Indonesian telecommunications satellite

Nusantara Lima (also known as Nusantara-5) is a geostationary high-throughput satellite (HTS) owned and operated by Indonesian satellite operator PT Pasifik Satelit Nusantara. Built by Boeing on the BSS 702MP platform, it provides broadband Indonesia and some ASEAN countries. Launched in 2024, it expands upon the capabilities of the SATRIA-1 satellite.

==Launch==
In 2022, PT Pasifik Satelit Nusantara ordered the Nusantara Lima satellite from Boeing.

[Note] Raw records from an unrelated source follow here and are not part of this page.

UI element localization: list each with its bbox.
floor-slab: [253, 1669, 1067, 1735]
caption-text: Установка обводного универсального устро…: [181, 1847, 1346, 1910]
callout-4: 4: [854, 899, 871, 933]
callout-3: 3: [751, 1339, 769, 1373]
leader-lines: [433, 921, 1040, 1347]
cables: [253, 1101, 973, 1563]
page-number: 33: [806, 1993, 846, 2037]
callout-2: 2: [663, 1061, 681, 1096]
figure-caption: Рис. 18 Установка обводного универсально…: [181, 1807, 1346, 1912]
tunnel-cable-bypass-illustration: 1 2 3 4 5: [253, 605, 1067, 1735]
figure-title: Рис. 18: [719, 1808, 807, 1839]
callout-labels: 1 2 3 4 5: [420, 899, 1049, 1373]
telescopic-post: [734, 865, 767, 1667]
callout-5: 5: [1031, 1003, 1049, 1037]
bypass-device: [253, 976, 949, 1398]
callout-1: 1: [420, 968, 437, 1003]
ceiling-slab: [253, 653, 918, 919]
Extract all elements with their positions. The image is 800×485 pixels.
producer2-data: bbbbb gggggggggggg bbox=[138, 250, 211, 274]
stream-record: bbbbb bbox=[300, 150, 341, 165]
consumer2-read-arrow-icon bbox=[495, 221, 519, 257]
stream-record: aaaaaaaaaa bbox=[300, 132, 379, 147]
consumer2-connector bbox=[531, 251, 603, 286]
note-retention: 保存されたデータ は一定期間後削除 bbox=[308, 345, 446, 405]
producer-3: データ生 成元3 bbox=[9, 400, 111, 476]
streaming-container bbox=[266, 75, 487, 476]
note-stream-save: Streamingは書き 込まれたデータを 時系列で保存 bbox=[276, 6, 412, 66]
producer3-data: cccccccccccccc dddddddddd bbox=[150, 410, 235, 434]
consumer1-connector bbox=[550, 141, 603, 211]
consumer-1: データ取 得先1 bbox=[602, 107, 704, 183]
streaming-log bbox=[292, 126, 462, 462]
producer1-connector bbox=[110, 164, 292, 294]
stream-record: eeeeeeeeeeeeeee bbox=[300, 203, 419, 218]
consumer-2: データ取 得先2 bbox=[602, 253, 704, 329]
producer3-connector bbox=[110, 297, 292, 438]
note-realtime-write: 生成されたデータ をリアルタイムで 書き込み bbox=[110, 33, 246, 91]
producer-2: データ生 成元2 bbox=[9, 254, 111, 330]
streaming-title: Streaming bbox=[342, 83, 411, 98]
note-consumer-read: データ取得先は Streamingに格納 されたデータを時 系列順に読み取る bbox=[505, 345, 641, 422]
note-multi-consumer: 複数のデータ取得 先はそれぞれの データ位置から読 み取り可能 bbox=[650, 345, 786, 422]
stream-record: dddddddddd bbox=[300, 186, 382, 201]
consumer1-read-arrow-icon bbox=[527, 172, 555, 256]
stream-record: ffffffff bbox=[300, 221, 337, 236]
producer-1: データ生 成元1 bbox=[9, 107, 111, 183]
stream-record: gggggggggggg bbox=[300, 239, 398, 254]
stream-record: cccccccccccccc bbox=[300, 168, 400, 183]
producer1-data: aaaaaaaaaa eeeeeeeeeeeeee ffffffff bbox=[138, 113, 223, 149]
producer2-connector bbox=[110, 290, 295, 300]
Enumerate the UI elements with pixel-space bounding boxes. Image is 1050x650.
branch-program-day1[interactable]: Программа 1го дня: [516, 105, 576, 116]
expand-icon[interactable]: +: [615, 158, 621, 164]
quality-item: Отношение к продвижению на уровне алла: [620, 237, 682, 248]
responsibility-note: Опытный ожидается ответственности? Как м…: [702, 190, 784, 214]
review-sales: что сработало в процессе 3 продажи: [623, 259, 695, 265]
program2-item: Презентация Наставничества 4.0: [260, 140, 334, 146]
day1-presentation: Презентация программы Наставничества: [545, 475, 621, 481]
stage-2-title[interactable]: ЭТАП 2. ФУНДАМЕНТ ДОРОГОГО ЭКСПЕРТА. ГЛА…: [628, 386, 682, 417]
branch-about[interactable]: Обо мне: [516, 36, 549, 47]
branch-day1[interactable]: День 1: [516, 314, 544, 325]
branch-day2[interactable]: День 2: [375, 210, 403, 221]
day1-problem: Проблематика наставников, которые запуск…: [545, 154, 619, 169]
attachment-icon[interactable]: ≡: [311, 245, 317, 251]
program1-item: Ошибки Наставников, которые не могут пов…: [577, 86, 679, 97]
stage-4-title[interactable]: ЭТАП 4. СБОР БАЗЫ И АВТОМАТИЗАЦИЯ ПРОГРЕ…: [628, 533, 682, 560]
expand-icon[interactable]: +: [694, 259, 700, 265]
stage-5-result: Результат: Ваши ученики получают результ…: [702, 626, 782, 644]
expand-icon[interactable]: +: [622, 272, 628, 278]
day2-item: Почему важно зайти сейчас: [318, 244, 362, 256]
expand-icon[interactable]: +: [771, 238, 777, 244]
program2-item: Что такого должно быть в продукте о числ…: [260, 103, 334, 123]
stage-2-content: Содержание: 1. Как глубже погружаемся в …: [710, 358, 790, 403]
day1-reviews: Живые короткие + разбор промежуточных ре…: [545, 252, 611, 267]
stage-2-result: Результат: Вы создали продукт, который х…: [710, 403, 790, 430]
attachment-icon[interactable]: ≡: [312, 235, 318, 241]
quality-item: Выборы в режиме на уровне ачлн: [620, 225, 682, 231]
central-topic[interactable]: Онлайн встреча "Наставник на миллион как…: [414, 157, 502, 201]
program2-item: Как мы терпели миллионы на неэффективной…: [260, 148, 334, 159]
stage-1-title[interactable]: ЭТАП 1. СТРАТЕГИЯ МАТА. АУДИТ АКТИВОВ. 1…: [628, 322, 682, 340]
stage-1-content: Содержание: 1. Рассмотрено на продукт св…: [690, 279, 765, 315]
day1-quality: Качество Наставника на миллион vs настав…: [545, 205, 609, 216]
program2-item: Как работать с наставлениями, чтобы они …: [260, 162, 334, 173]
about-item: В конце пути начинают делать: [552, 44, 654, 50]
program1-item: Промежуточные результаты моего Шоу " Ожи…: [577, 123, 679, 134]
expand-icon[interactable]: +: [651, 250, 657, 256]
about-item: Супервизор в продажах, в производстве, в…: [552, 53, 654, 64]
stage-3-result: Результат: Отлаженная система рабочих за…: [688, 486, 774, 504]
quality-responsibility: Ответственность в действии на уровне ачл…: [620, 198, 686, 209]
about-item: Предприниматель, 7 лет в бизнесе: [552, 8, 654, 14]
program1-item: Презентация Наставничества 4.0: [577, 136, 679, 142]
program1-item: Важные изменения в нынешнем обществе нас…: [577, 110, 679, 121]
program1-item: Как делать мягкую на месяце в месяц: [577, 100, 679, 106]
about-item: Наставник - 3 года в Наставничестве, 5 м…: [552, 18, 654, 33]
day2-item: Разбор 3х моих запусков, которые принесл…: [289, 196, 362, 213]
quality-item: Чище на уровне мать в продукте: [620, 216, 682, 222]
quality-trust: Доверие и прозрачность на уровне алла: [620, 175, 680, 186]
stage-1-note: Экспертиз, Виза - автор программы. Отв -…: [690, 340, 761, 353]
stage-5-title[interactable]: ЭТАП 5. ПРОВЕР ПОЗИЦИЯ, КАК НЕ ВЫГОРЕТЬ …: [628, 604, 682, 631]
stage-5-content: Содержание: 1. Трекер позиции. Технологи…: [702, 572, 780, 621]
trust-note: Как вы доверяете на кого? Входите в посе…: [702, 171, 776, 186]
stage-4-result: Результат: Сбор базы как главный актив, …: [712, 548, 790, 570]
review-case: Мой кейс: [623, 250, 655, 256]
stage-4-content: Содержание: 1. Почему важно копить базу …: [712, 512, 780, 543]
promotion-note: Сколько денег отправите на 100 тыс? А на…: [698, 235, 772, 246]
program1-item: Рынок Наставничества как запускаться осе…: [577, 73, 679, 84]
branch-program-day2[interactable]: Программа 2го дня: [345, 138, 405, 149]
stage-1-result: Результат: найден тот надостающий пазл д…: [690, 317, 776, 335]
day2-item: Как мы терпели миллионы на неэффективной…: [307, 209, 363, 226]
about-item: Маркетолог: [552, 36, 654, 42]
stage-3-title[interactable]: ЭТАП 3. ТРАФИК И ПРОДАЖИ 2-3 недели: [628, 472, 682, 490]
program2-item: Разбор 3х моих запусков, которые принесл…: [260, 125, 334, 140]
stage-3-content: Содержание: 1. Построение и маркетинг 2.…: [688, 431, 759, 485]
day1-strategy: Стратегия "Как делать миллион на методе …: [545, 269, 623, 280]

It was planned for a launch in 2023. After delays launch preparation began when Boeing delivered the satellite to Cape Canaveral.

Nusantara Lima launched on 12 September 2025 aboard a SpaceX Falcon 9 Block 5 rocket from SLC-40 at Cape Canaveral Space Force Station. First-stage booster B1078 landed successfully on a droneship. The satellite is the second-heaviest commercial geostationary satellite after Jupiter 3 (EchoStar-24) and is the heaviest satellite launch by Falcon 9 to GTO.